For luxury Nile Cruises with Uniworld, Boutique River Cruise Collection:

https://www.uniworld.com/en/river-cruise/egypt/nile/splendors-of-egypt-and-the-nile/2020-cairo-to-cairo/

 

We’ve all seen this timeless landscape before – the fantastic towering sandstone buttes, spires and arches that have been sculpted by the elements over time – spread across this vast desert corner of northern Arizona and southern Utah. This is Monument Valley, the recognizable backdrop for every Wild West movie ever made by John Ford who first discovered this region when filming Stagecoach here in 1939 with a rookie actor named John Wayne. Ford made 7 more films here over the next 25 years and for decades Monument Valley would define what moviegoers thought of when imagining the American West.

Early morning at Monument Valley, Arizona. Excerpted from 1,000 Places to See Before You Die by Patricia Schultz (Artisan Books). Copyright © 2019. Photograph by Adrian Lyon/Alamy Stock Photo.

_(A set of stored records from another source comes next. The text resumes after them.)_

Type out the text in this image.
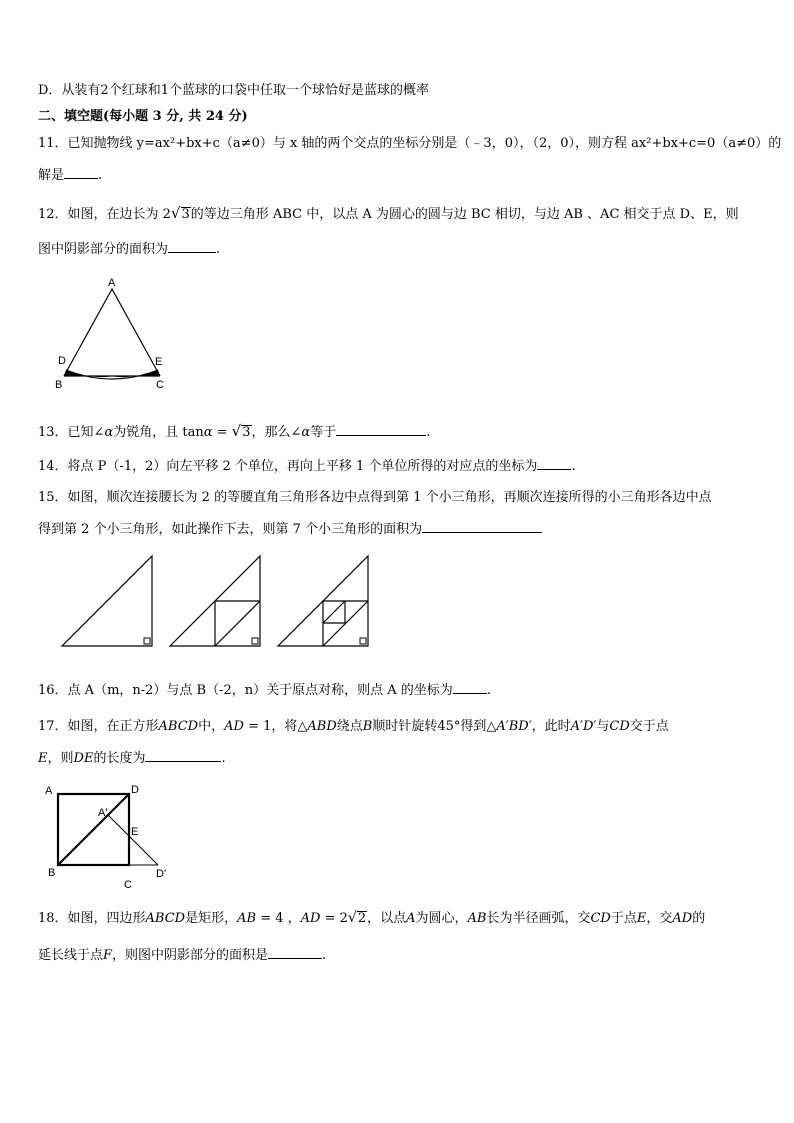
D．从装有2个红球和1个蓝球的口袋中任取一个球恰好是蓝球的概率
二、填空题(每小题 3 分, 共 24 分)
11．已知抛物线 y=ax²+bx+c（a≠0）与 x 轴的两个交点的坐标分别是（﹣3，0），（2，0），则方程 ax²+bx+c=0（a≠0）的
解是	.
12．如图，在边长为 2√3的等边三角形 ABC 中，以点 A 为圆心的圆与边 BC 相切，与边 AB 、AC 相交于点 D、E，则
图中阴影部分的面积为	.
A
B	C
D	E
13．已知∠α为锐角，且 tanα = √3，那么∠α等于	.
14．将点 P（-1，2）向左平移 2 个单位，再向上平移 1 个单位所得的对应点的坐标为	.
15．如图，顺次连接腰长为 2 的等腰直角三角形各边中点得到第 1 个小三角形，再顺次连接所得的小三角形各边中点
得到第 2 个小三角形，如此操作下去，则第 7 个小三角形的面积为
16．点 A（m，n-2）与点 B（-2，n）关于原点对称，则点 A 的坐标为	.
17．如图，在正方形ABCD中，AD = 1，将△ABD绕点B顺时针旋转45°得到△A′BD′，此时A′D′与CD交于点
E，则DE的长度为	.
A	D
A'
E
B
C
D'
18．如图，四边形ABCD是矩形，AB = 4 ，AD = 2√2，以点A为圆心，AB长为半径画弧，交CD于点E，交AD的
延长线于点F，则图中阴影部分的面积是	.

This breathtaking 91,000-acre stretch of flat-bottomed land is a Navajo Nation Tribal Park – just a sliver of the far greater 17 million-acre Navajo territory where tribal members still live, raise livestock and farm – and anyone wanting to venture off the 17-mile scenic loop road must do so in the company of a Navajo guide – promising a fun-filled tour that is more interesting and insightful than a year back at school. Monument Valley is commonly mistaken as a national park – after all there are a good many clustered in this particularly well-endowed area of the U.S. Southwest.  Monument Valley is part of the Grand Circle self-drive itinerary, which includes the Grand Canyon, Mesa Verde, Bryce Canyon, Zion, Capitol Reef, Canyonlands, and Arches National Parks. As epic American road trips go, this one is hard to beat.